Recordó la maravilla de su belleza: piel clara, cuello largo y fuerte, cabello brillante y un alma pura, virgen todavía. La conquistó con la experiencia otorgada por el tiempo, demasiado para soportarlo. Disfrutó de sus encantos entre calle y calle, hasta finalizar en la recámara, desnudos. El éxtasis los alcanzó con el cuerpo de él sobre la humanidad de la fémina, ella reprimió un grito, imposibilitada por la ausencia de fuerza. Otra víctima. La última.

Apareció el primer haz de luz. Antes de partir, la miró de nuevo. Siempre recordaría aquellos ojos sinceros. En verdad era hermosa, pensó. Una leve sonrisa delató un par de colmillos.

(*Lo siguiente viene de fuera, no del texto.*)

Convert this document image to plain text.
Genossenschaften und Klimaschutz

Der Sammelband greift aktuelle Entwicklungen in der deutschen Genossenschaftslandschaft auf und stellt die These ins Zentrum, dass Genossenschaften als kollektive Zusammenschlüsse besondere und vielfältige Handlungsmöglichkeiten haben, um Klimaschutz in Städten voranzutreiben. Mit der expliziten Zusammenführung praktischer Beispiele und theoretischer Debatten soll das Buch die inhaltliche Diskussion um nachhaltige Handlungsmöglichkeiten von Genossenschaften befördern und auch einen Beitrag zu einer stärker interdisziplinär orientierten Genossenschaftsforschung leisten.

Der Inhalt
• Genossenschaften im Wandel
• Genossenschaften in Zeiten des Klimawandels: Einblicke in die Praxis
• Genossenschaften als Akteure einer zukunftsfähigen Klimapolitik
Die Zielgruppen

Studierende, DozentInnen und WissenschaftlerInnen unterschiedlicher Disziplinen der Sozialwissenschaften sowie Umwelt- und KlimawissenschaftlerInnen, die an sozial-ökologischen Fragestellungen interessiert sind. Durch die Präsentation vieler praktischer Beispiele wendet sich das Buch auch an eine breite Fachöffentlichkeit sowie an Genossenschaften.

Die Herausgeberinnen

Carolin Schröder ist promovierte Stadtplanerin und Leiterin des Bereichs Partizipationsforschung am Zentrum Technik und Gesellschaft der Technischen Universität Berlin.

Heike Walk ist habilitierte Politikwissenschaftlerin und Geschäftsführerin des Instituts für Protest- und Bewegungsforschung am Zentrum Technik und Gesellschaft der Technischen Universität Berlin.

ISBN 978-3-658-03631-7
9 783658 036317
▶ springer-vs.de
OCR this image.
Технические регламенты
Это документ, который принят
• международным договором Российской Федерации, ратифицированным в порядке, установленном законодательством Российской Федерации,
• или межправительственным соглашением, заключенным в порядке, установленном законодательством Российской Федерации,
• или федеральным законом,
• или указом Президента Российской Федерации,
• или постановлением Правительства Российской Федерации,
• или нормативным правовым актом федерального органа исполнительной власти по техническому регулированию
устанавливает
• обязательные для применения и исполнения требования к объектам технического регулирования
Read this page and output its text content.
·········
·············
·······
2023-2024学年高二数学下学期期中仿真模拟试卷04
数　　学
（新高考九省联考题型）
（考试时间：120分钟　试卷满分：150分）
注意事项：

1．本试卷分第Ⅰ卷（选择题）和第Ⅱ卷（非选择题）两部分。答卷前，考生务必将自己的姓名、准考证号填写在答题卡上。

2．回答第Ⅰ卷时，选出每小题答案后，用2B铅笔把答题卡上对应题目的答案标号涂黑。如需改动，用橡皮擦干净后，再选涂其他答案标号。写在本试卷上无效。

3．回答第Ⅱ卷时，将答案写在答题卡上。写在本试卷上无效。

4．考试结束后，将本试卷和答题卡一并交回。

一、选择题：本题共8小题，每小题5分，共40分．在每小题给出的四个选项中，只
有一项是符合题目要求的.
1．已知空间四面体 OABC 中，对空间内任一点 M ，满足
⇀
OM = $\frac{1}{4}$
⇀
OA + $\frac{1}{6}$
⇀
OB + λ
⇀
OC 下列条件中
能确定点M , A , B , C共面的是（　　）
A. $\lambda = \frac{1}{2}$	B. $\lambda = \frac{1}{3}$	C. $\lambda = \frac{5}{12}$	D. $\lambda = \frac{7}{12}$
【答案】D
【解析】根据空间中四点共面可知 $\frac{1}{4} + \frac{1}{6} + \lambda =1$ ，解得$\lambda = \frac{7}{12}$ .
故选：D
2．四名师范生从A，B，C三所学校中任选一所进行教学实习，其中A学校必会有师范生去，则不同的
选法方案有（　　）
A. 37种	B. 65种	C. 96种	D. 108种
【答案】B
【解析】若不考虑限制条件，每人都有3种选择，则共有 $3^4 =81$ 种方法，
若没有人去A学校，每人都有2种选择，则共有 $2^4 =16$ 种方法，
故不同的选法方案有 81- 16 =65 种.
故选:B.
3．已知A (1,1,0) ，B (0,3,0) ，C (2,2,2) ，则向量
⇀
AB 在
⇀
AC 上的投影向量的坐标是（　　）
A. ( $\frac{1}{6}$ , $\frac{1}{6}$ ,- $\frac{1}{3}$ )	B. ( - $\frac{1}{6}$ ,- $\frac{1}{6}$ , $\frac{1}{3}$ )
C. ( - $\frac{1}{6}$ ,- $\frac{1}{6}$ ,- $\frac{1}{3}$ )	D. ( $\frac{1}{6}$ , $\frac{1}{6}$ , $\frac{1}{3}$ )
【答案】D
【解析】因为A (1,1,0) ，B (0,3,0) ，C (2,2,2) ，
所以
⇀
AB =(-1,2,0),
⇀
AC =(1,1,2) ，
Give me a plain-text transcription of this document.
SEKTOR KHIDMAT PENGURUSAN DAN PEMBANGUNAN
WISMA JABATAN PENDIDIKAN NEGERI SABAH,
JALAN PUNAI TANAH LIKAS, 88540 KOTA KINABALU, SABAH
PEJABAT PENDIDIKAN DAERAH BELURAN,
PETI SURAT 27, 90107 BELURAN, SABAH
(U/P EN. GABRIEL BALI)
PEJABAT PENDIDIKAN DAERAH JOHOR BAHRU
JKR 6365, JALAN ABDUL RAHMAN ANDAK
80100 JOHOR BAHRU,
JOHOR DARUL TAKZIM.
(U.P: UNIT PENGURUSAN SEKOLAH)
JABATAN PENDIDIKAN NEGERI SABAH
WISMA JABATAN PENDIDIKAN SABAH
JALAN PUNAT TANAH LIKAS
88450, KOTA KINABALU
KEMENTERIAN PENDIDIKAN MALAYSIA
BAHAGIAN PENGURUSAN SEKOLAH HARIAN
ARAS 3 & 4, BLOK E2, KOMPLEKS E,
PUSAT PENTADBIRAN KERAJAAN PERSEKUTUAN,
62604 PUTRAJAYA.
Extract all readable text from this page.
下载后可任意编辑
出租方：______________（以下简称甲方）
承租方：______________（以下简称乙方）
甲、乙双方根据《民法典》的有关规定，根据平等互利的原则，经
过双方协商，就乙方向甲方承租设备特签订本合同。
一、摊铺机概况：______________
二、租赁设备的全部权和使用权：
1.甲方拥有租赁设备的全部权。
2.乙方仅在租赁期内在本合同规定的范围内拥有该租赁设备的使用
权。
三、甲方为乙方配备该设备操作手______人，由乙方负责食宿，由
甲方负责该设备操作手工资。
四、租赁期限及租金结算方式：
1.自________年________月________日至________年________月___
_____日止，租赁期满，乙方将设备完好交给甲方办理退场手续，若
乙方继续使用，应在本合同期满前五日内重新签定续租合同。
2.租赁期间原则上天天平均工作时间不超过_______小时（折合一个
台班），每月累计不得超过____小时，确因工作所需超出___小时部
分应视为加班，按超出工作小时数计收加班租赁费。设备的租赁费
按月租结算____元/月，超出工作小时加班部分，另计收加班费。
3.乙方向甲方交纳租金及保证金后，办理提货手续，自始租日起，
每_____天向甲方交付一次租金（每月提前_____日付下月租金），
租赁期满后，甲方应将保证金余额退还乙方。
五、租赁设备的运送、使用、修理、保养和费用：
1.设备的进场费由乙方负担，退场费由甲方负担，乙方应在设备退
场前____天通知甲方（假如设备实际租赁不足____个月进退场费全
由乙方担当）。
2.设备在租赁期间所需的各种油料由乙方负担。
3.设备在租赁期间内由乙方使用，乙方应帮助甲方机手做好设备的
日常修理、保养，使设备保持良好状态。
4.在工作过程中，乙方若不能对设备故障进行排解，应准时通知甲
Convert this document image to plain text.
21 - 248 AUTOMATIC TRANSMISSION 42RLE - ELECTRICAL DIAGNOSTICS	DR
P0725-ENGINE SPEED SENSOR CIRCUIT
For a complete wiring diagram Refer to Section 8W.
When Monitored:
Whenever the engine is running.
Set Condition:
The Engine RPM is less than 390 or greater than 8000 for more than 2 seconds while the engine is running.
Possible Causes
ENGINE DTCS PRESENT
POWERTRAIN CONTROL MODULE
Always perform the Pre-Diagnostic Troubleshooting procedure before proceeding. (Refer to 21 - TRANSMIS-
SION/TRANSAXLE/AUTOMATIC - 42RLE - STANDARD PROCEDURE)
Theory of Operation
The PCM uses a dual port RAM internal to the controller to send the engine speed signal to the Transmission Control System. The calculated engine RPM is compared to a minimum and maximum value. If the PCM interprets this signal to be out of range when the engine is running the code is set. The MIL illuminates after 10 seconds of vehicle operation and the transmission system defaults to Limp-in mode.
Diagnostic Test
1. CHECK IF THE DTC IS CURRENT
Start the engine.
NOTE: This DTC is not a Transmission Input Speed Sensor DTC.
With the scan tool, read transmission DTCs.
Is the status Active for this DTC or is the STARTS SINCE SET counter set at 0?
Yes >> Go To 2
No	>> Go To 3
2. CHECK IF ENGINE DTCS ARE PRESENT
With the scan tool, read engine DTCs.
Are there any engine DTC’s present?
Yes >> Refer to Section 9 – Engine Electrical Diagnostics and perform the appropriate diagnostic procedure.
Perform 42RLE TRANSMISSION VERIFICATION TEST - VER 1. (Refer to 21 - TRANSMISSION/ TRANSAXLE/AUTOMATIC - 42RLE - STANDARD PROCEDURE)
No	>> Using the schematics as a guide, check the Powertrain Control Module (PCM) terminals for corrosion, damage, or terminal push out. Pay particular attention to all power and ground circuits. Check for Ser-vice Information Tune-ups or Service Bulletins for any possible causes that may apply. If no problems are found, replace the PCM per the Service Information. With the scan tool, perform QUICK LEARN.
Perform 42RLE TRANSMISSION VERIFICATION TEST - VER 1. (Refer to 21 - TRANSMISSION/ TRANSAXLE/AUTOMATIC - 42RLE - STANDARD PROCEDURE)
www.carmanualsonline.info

Un ardor insoportable lo volvió a la realidad, la oculta, la de tinieblas y arrepentimiento. A la par que desaparecía, rememoró las muertes provocadas desde la antigüedad, incluso a los niños y a las bestias, recurso desesperado cuando el hambre urgía. Siglos de crímenes se le abultaron. Pidió perdón. Imploró compasión a Dios y maldijo al ser que lo infectó.

El sol llegó al esplendor en el cielo. Vio la inmensidad del astro.

Por un momento volvió a ser el joven romano que deambulaba por las calzadas del Imperio.

Cientos de cenizas fueron impulsadas al aire. Veloces, flotaron por la ciudad que comenzaba a vivir.